Spiegel: Israels Vergeltungsschläge in Gaza: “Es gibt keinen sicheren Ort”
RND: Ausreise geglückt: Leipziger Theatergruppe kehrt aus Israel zurück
T-Online: Thomas Tuchel und die Bayern: Wie lange noch, bis es aus ihm rausplatzt?
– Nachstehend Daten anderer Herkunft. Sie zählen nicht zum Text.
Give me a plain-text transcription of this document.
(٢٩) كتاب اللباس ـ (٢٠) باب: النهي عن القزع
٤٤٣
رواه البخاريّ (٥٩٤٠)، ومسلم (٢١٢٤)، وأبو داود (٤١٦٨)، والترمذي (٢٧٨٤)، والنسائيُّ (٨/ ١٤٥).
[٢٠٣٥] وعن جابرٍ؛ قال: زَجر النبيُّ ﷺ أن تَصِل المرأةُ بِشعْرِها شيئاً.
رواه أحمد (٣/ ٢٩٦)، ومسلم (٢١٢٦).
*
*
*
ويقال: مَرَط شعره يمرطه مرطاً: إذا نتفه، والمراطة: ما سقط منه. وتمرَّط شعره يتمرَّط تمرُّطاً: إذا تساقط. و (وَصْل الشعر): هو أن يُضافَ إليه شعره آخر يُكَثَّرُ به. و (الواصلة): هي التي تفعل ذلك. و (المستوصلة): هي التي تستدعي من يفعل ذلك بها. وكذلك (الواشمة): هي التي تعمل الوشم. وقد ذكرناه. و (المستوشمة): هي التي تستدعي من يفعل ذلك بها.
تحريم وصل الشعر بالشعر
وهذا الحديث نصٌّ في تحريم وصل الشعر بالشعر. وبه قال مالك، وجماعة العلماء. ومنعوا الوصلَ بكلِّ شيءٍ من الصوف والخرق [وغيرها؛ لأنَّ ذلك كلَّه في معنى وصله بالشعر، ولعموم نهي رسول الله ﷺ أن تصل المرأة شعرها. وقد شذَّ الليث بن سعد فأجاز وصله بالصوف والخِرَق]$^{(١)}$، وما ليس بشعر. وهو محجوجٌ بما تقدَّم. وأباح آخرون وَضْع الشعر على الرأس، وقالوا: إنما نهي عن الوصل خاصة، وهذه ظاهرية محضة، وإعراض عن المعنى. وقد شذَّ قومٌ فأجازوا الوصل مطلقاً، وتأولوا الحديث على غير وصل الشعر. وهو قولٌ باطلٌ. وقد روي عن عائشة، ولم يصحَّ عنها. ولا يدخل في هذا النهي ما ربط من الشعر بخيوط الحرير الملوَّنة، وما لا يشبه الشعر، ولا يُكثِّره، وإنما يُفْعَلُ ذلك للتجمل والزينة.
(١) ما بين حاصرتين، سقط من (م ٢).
Business Insider: “Ich umarmte meine Kinder, als wäre es das letzte Mal”: So rettete eine Mutter aus Israel ihre vier Kinder vor dem Hamas-Terror
Zeit Online: Hamas droht mit Hinrichtungen, Israel greift Ziele im Libanon an
Welt: Krieg in Israel: Der Zentralrat der Muslime muss endlich isoliert werden
FAZ: Lindner: IWF-Prognose muss ein Weckruf sein
Handelsblatt: Drei Gründe für das plötzliche Ende der Preisrally
FDP-Wahlnachlese: Abkehr vom üblichen Ritual. Um es einen Kurswechsel zu nennen, sind die Veränderungen wohl noch etwas zu zaghaft. Doch während es nach den fünf verlorenen Landtagswahlen zuvor meist hieß, das Profil der FDP müsse stärker geschärft werden, klingt das nach Wahlschlappen sechs und sieben in Bayern und Hessen jetzt anders. Parteichef Christian Lindner erklärte am Montag: “Die Parteien der Ampel werden nicht individuell bewertet, sondern die Ampel als Ganzes.” Und weiter: “Die Koalition insgesamt muss ihre Arbeit kritisch reflektieren, damit wir insgesamt erfolgreich werden.” Nicht “gemeinsam” zwar, sondern “insgesamt”, aber immerhin.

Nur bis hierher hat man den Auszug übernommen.